15. In particular, the Tribunal found, as a matter of fact, that the head of the hospital did not threaten the applicant or instigate attacks on him after the applicant was made redundant in December 1998. The Tribunal gave detailed reasons for this finding of fact, which was clearly open to it on the evidence before it.
16. Careful consideration of the applicant’s challenge to this factual finding evinces an invitation to the Court to embark on merits review. At its core, the applicant’s complaint is directed to the correctness of findings of fact and the Tribunal’s treatment of evidence. Such findings were uniquely within the Jurisdiction of the Tribunal and are not now within the jurisdiction of the Court.
17. At paragraph 10 of his contentions, the applicant argues that the Tribunal misunderstood his claim, in point of fact, this argument relates to the Tribunal’s treatment of particular items of evidence. There is a distinction between a failure to deal with part of the competing body of evidence and a failure to address and deal with how the claim was put. The former will not of itself found a ground of judicial review.
18. In any event, the Tribunal’s treatment of the applicant’s evidence does not give rise to any error. In its decision, the Tribunal stated [CB 143.10] that:
As I put to the Applicant, his own evidence does not suggest that the head of the hospital perceived him as a threat.
19. This assessment of the applicant’s evidence constituted one of the Tribunal’s bases for its finding that the applicant was not the subject of threats by the head of the hospital or attacks by his associates after December 1998. This assessment of the evidence was put to the applicant at the hearing, at which the applicant was represented and assisted by an interpreter.
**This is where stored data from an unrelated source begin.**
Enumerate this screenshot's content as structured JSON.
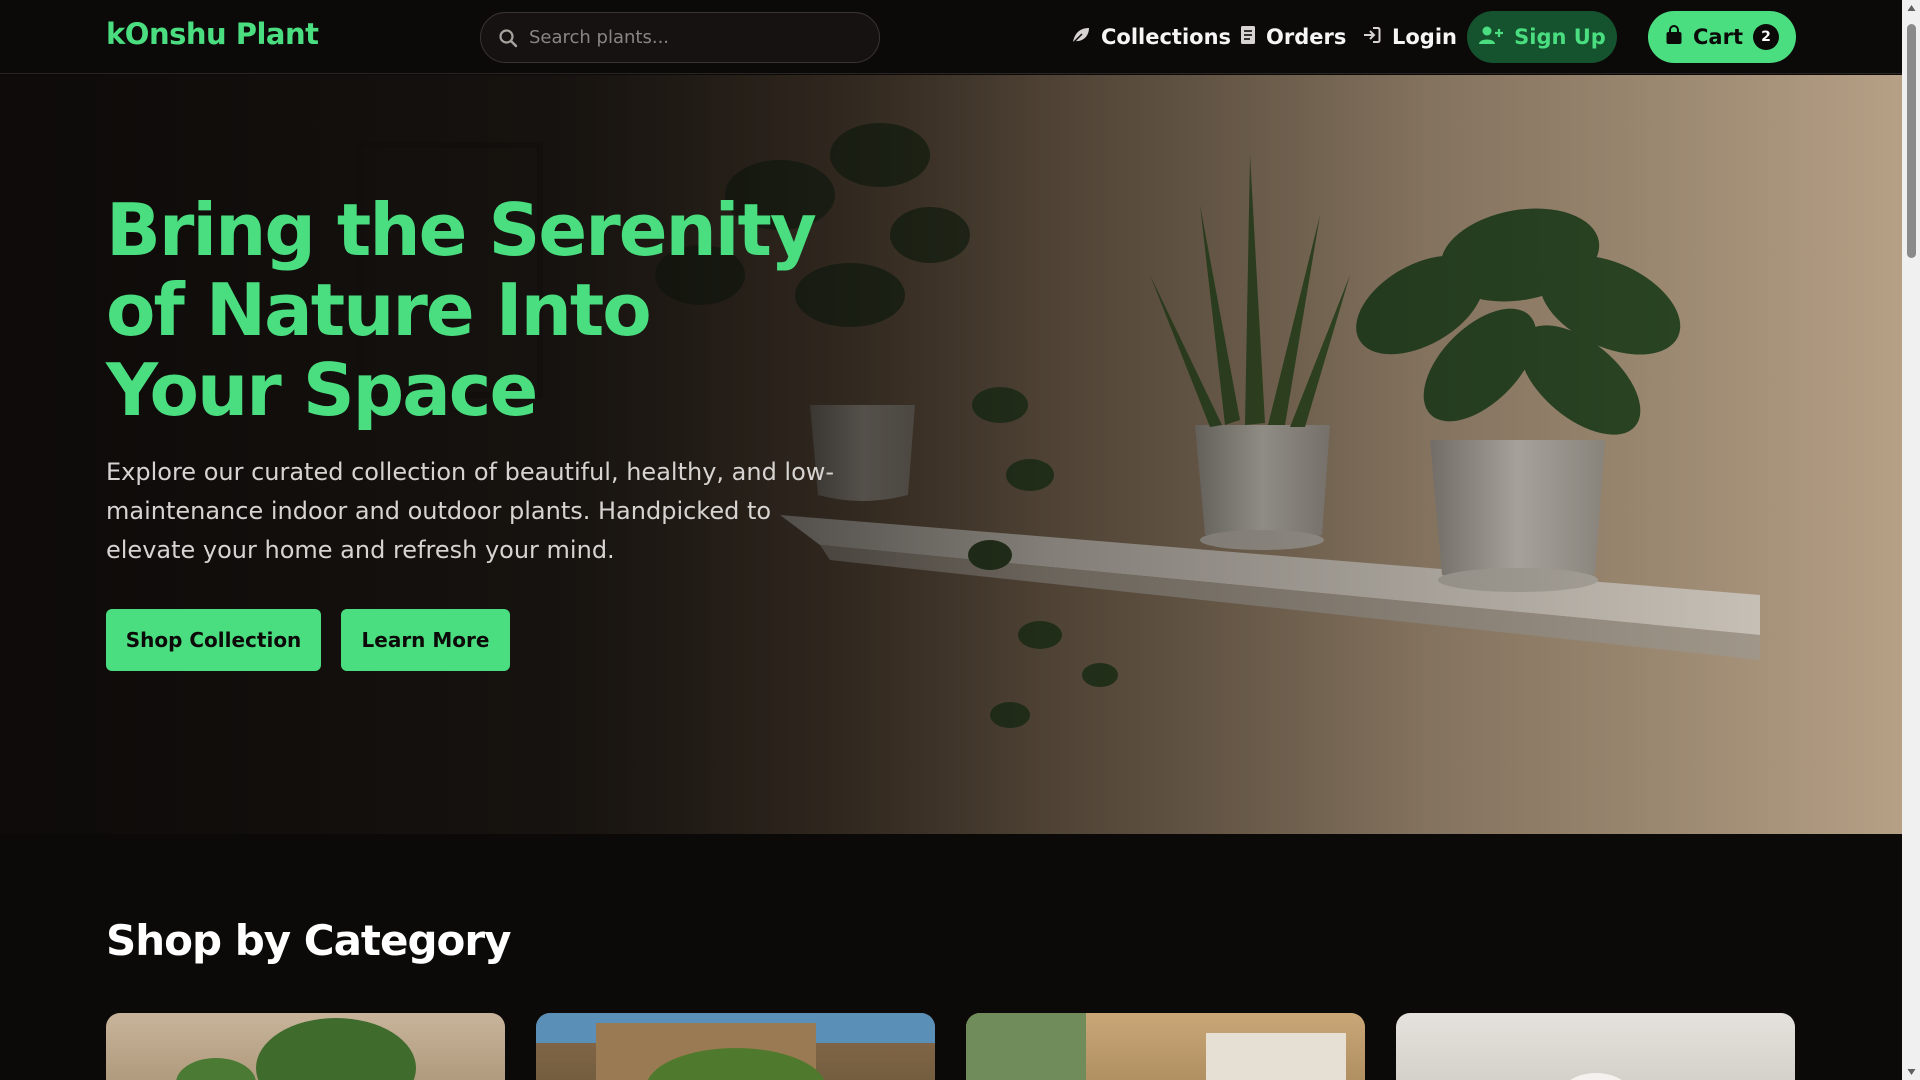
{
  "navbar": {
    "brand": "kOnshu Plant",
    "search": {
      "placeholder": "Search plants...",
      "value": ""
    },
    "links": {
      "collections": "Collections",
      "orders": "Orders",
      "login": "Login"
    },
    "signup_label": "Sign Up",
    "cart": {
      "label": "Cart",
      "count": "2"
    }
  },
  "hero": {
    "title": "Bring the Serenity of Nature Into Your Space",
    "description": "Explore our curated collection of beautiful, healthy, and low-maintenance indoor and outdoor plants. Handpicked to elevate your home and refresh your mind.",
    "primary_button": "Shop Collection",
    "secondary_button": "Learn More"
  },
  "categories": {
    "title": "Shop by Category"
  },
  "colors": {
    "accent": "#4ade80",
    "background": "#0c0a09",
    "signup_bg": "#14532d"
  },
  "icons": {
    "search": "search-icon",
    "collections": "leaf-icon",
    "orders": "receipt-icon",
    "login": "login-icon",
    "signup": "user-plus-icon",
    "cart": "shopping-bag-icon"
  }
}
In its decision, the Tribunal stated [CB 140.7-8] that:
I put to the Applicant that his account did not suggest that the head of the hospital would have perceived him as a threat to him. The Applicant said that he did not know. He said that the head of the hospital had just laughed at him.
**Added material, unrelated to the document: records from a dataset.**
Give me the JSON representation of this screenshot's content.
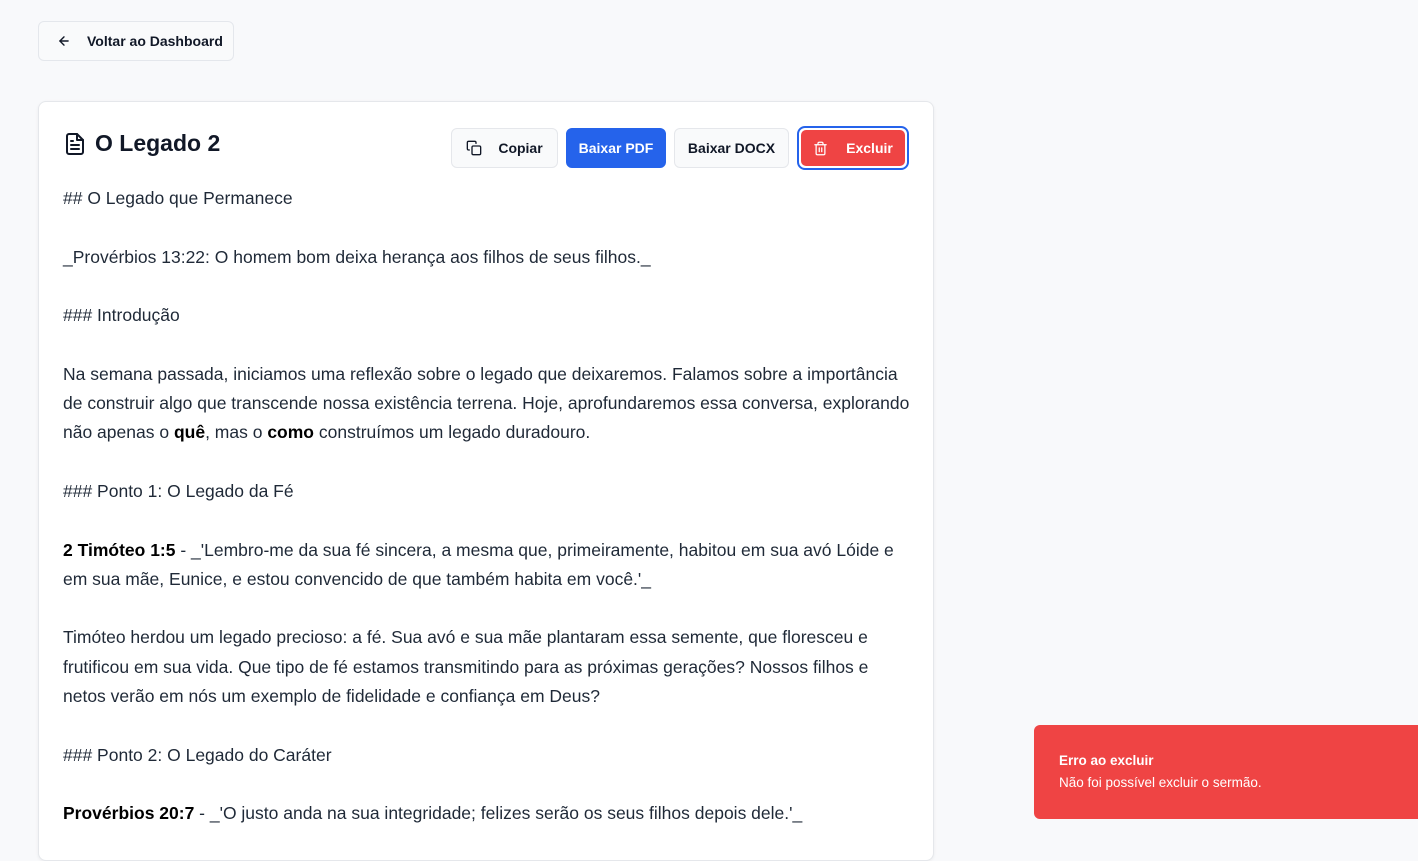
{
  "nav": {
    "back_label": "Voltar ao Dashboard"
  },
  "sermon": {
    "title": "O Legado 2",
    "actions": {
      "copy_label": "Copiar",
      "pdf_label": "Baixar PDF",
      "docx_label": "Baixar DOCX",
      "delete_label": "Excluir"
    },
    "body": {
      "heading": "## O Legado que Permanece",
      "verse_intro": "_Provérbios 13:22: O homem bom deixa herança aos filhos de seus filhos._",
      "section_intro": "### Introdução",
      "intro_a": "Na semana passada, iniciamos uma reflexão sobre o legado que deixaremos.  Falamos sobre a importância de construir algo que transcende nossa existência terrena. Hoje, aprofundaremos essa conversa, explorando não apenas o ",
      "intro_bold_1": "quê",
      "intro_b": ", mas o ",
      "intro_bold_2": "como",
      "intro_c": " construímos um legado duradouro.",
      "section_point1": "### Ponto 1: O Legado da Fé",
      "point1_ref": "2 Timóteo 1:5",
      "point1_quote": " - _'Lembro-me da sua fé sincera, a mesma que, primeiramente, habitou em sua avó Lóide e em sua mãe, Eunice, e estou convencido de que também habita em você.'_",
      "point1_text": "Timóteo herdou um legado precioso: a fé. Sua avó e sua mãe plantaram essa semente, que floresceu e frutificou em sua vida. Que tipo de fé estamos transmitindo para as próximas gerações? Nossos filhos e netos verão em nós um exemplo de fidelidade e confiança em Deus?",
      "section_point2": "### Ponto 2: O Legado do Caráter",
      "point2_ref": "Provérbios 20:7",
      "point2_quote": " - _'O justo anda na sua integridade; felizes serão os seus filhos depois dele.'_"
    }
  },
  "toast": {
    "title": "Erro ao excluir",
    "description": "Não foi possível excluir o sermão."
  },
  "colors": {
    "primary": "#2563eb",
    "danger": "#ef4444",
    "background": "#f8f9fb"
  },
  "icons": {
    "back": "arrow-left-icon",
    "document": "file-text-icon",
    "copy": "copy-icon",
    "delete": "trash-icon"
  }
}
20. One of the Tribunal’s reasons for this assessment of the applicant’s evidence was the applicant’s statement that “the head of the hospital just laughed at him” when the applicant allegedly informed the head of the hospital about his complaint to the Minister of Justice [CB 31.8 and 137.7]. It was open for the Tribunal to conclude implicitly that, by laughing at the applicant, the head of the hospital was dismissive of the applicant as a threat. Although, in his initial written statement, the applicant stated that the head of the hospital also said “You see what happens if you do not listen to me”, this does not necessarily imply a threat to harm the applicant, particularly when considered in the context of the head of the hospital laughing at the applicant.
21. In any event, it was not necessary for the Tribunal to refer to every piece of the applicant’s evidence in its reasons for its decision. Nor was it necessary for the Tribunal to give a line-by-line refutation of the evidence that was contrary to findings of material fact made by the Tribunal.
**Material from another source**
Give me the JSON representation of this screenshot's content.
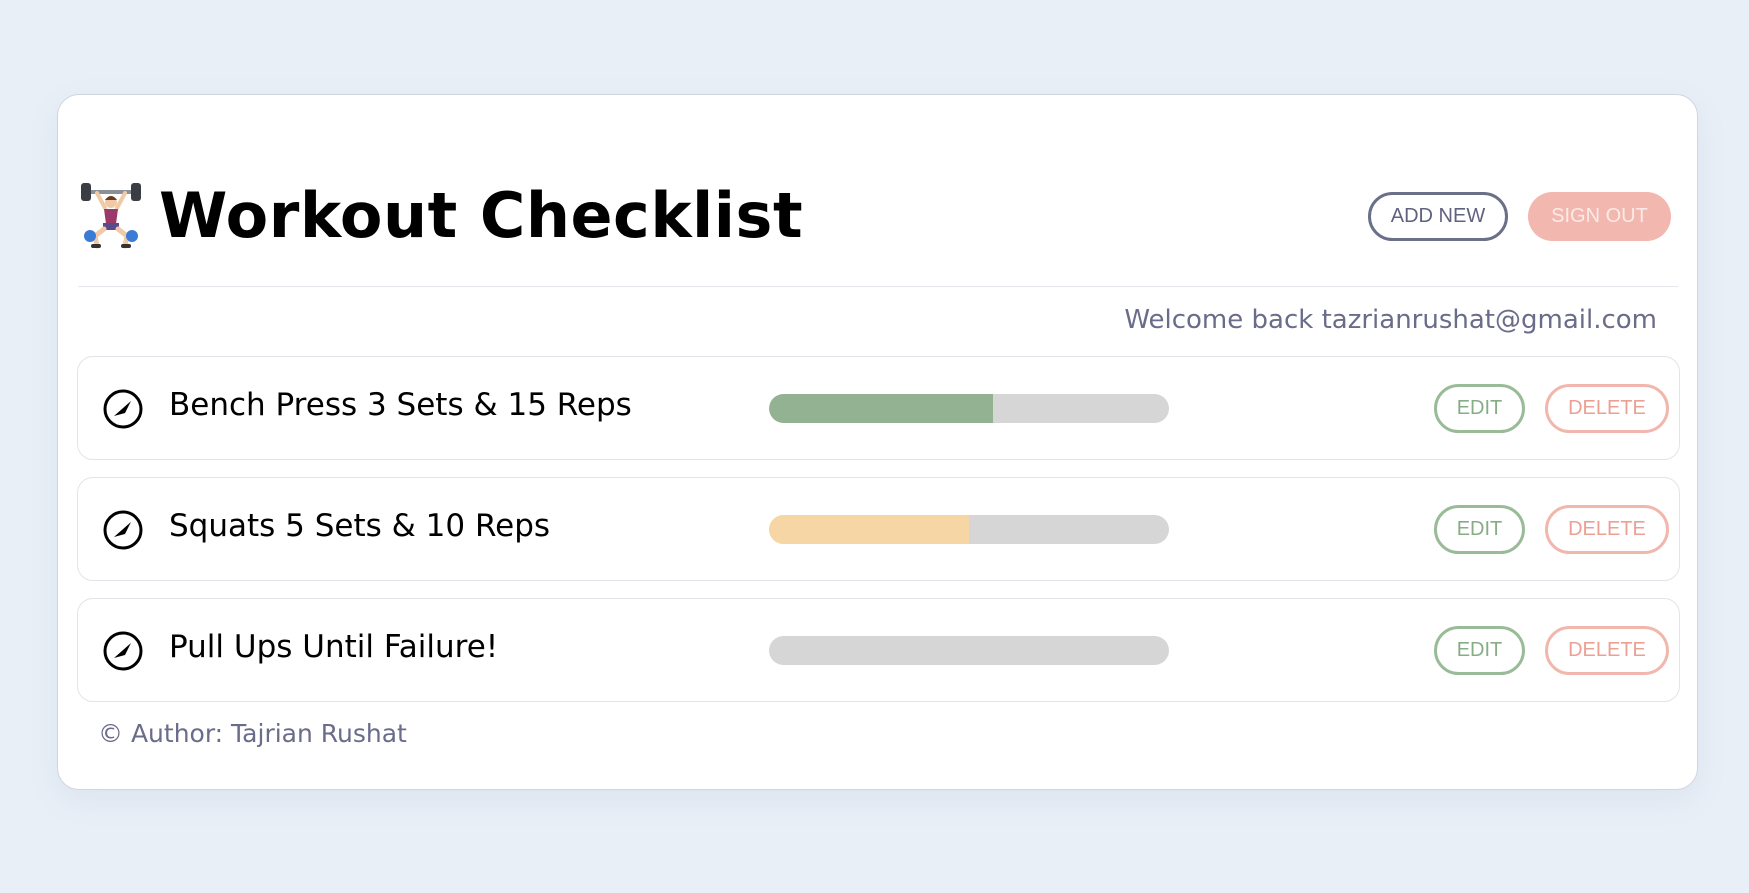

22. Another reason for this assessment of the applicant’s evidence was the Tribunal’s observation that, after he was made redundant in December 1998, the applicant did not do anything to pursue his concerns about the hospital’s practices [CB143.10-144.10]. This matter was also put to the applicant at the hearing. In its decision, the Tribunal stated [CB 139.1] that:
I put to the Applicant that by his account he had not done anything since he had left the Department of Justice in December 1998. The Applicant said that he had gone to see the head of the hospital again after this attack [in March 2000] and had told him to forget about him.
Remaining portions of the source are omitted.